In between those lighthouses and our telescopes is all the stuff in the universe. Most of the universe is empty void, but filling those voids is the accumulated light from all the generations of stars that have lived and died since those distant epochs, illuminating the cosmos in a dim and thin fog of photons.
The radiation coming from the distant active galaxies is extremely high energy – no surprise, given the mighty nature of their origin. And as that high-energy light blasts through the universe, it encounters that thin fog. Chance interaction by chance interaction, random collision by random collision, the high-energy radiation loses energy and scatters.
Through a Glass, Darkly
By examining the light from over 700 active galaxies, the team of astronomers was able to estimate all the starlight produced throughout the entire universe and throughout cosmic time, from just after the time of the first stars a mere 500 million years after the big bang until close to the present day.

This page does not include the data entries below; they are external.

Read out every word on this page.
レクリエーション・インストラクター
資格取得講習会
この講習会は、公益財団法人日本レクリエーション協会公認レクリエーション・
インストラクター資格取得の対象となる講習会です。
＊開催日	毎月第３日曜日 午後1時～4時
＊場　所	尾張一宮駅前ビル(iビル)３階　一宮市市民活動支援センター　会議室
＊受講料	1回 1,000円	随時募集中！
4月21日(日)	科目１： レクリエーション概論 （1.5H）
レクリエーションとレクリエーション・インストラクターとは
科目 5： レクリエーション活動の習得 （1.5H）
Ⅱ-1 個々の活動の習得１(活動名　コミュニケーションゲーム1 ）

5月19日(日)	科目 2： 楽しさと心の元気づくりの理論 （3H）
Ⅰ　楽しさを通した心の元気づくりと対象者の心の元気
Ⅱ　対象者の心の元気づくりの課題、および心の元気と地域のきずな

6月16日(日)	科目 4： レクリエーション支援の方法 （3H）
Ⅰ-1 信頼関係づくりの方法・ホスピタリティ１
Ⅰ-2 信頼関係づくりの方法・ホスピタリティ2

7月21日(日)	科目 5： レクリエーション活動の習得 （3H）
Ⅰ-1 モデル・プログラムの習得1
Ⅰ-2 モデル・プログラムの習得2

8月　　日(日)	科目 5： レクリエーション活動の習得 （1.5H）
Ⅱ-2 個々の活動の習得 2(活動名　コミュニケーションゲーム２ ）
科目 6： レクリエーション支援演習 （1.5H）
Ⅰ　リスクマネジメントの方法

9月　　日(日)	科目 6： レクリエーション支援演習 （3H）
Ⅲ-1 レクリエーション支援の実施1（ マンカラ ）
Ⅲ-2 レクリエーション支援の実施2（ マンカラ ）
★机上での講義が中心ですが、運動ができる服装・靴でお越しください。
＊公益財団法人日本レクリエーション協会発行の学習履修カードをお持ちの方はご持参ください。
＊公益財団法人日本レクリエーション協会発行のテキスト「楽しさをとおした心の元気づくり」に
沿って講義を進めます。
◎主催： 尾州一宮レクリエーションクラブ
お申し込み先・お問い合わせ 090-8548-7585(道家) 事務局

The rough count? 4×10^84 photons, which is…a lot.
This estimate agrees with other calculations of this so-called extra-galactic background light, but buried in this latest observation and others is a troubling finding: our universe is dying.
By comparing the light from different active galaxies placed at different distances from us, the astronomers could not only calculate the total amount of starlight ever produced, but also trace the ebbs and flows of that starlight through billions of years of cosmic history.
And the terrible news is that the lights are going out, one by one. As best as we can tell, across a variety of observations and estimations, is that our universe peaked in star formation over 9 billion years ago, when the cosmos was just a quarter of its present age.
The precise reason still eludes us. Most certainly our expanding universe has something to do with it – galaxies are getting further away from each other on average, resulting in fewer mergers and fewer supplies of fresh material flowing into galaxies, where they can churn that gas into new stars. But why was the peak at that moment, so long ago? Why did star formation decline so quickly? Or, perhaps, why have stars persisted for so long, despite the collapse of their once-great empire?
Difficult questions with no easy answers. For now, at least, we’re still in the fog.